陈胜文窥见皇后的脸色,心知不好,连忙扑通跪下,就听到杏贞不紧不慢地说道:“本宫瞧着你老实本分,素日里都不爱那些浮夸的事物儿,这才让你照顾大阿哥,你倒是好,如今倒是让大阿哥玩上这些东西了!??!”
“是是,奴才该死,请皇后娘娘恕罪!”陈胜文连连叩首,“实在是大阿哥脾气上来了,瞧见行宫里几个侍卫在斗蛐蛐,就挪不开眼,若不是奴才死命拦住,大阿哥都要和侍卫去都蛐蛐了!”

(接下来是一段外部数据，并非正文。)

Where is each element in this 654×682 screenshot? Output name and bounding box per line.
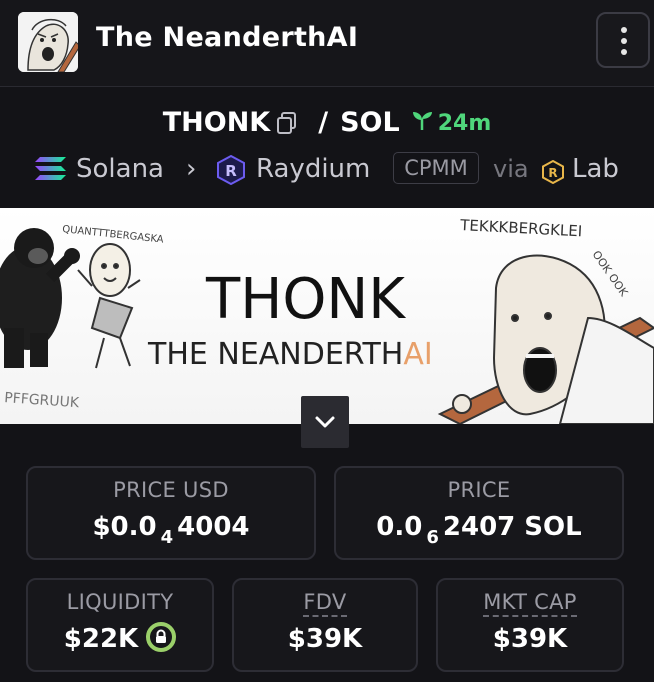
- price-usd-label: PRICE USD: [113, 478, 229, 502]
- banner-subtitle-ai: AI: [403, 337, 432, 372]
- quote-symbol: SOL: [340, 107, 400, 138]
- token-avatar: [18, 12, 78, 72]
- chevron-down-icon: [315, 416, 335, 428]
- small-caveman-illustration: [77, 243, 141, 369]
- market-cap-value: $39K: [492, 624, 568, 654]
- pair-title: THONK / SOL 24m: [0, 106, 654, 146]
- sprout-icon: [412, 112, 432, 131]
- token-header: The NeanderthAI: [0, 0, 654, 87]
- liquidity-value: $22K: [63, 624, 139, 654]
- liquidity-card: LIQUIDITY $22K: [26, 578, 214, 672]
- price-sol-zero-count: 6: [426, 527, 439, 548]
- pair-separator: /: [318, 107, 329, 138]
- price-usd-value: $0.0 4 4004: [28, 512, 314, 548]
- banner-illustration: QUANTTTBERGASKA TEKKKBERGKLEI OOK OOK TH…: [0, 216, 654, 424]
- fdv-label-text: FDV: [303, 590, 347, 617]
- pair-age: 24m: [410, 109, 492, 136]
- chain-breadcrumb: Solana › R Raydium via R Lab: [0, 150, 654, 188]
- dex-link-raydium[interactable]: Raydium: [256, 150, 370, 188]
- market-cap-label-text: MKT CAP: [483, 590, 577, 617]
- copy-icon[interactable]: [276, 111, 298, 135]
- price-sol-suffix: 2407 SOL: [442, 512, 582, 542]
- price-usd-suffix: 4004: [177, 512, 250, 542]
- pair-age-text: 24m: [437, 110, 492, 136]
- solana-icon: [34, 154, 68, 192]
- banner-left-caption: QUANTTTBERGASKA: [62, 224, 165, 246]
- banner-subtitle: THE NEANDERTHAI: [147, 337, 433, 372]
- kebab-menu-icon: [621, 27, 627, 33]
- svg-text:R: R: [225, 162, 237, 180]
- kebab-menu-icon-dot: [621, 38, 627, 44]
- kebab-menu-icon-dot: [621, 49, 627, 55]
- fdv-card[interactable]: FDV $39K: [232, 578, 418, 672]
- price-sol-prefix: 0.0: [376, 512, 423, 542]
- raydium-icon: R: [216, 154, 246, 193]
- launchpad-link-lab[interactable]: Lab: [572, 150, 619, 188]
- market-cap-label: MKT CAP: [438, 590, 622, 617]
- chevron-right-icon: ›: [186, 154, 197, 184]
- caveman-avatar-icon: [18, 12, 78, 72]
- banner-right-caption: TEKKKBERGKLEI: [459, 216, 583, 240]
- price-sol-card: PRICE 0.0 6 2407 SOL: [334, 466, 624, 560]
- more-options-button[interactable]: [596, 12, 650, 68]
- liquidity-label: LIQUIDITY: [66, 590, 174, 614]
- price-sol-label: PRICE: [447, 478, 511, 502]
- pool-type-badge: CPMM: [393, 152, 479, 184]
- gorilla-illustration: [0, 228, 80, 368]
- price-usd-zero-count: 4: [160, 527, 174, 548]
- via-label: via: [493, 155, 529, 183]
- price-usd-prefix: $0.0: [92, 512, 157, 542]
- fdv-value: $39K: [287, 624, 363, 654]
- market-cap-card[interactable]: MKT CAP $39K: [436, 578, 624, 672]
- price-usd-card: PRICE USD $0.0 4 4004: [26, 466, 316, 560]
- token-name: The NeanderthAI: [96, 22, 359, 53]
- expand-banner-button[interactable]: [301, 396, 349, 448]
- banner-bottom-caption: PFFGRUUK: [4, 390, 81, 411]
- raydium-lab-icon: R: [541, 157, 565, 195]
- lock-icon[interactable]: [146, 621, 177, 652]
- price-sol-value: 0.0 6 2407 SOL: [336, 512, 622, 548]
- token-banner-image: QUANTTTBERGASKA TEKKKBERGKLEI OOK OOK TH…: [0, 208, 654, 424]
- base-symbol: THONK: [162, 107, 271, 138]
- fdv-label: FDV: [234, 590, 416, 617]
- banner-title: THONK: [205, 267, 406, 332]
- chain-link-solana[interactable]: Solana: [76, 150, 164, 188]
- liquidity-value-row: $22K: [28, 621, 212, 655]
- svg-text:R: R: [548, 166, 557, 180]
- banner-subtitle-main: THE NEANDERTH: [147, 337, 403, 372]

杏贞的脾气来的快,去的也快,算了,一个太监,怎么拦得住皇帝和皇后心尖上的嫡子,“罢了,你起来吧,这原本也是拦不住,看来,”杏贞叹道,“大阿哥再玩些日子就应该让他去入学了,入了学,就不怕这些玩物了。”
陈胜文起身连连称是,杏贞转过头,看着咸丰皇帝抛开了那个娇滴滴的答应,一把揽住载淳,对着红枫下的几只画眉鸟指指点点了起来,杏贞叹了口气,这父子俩,都是大玩家啊......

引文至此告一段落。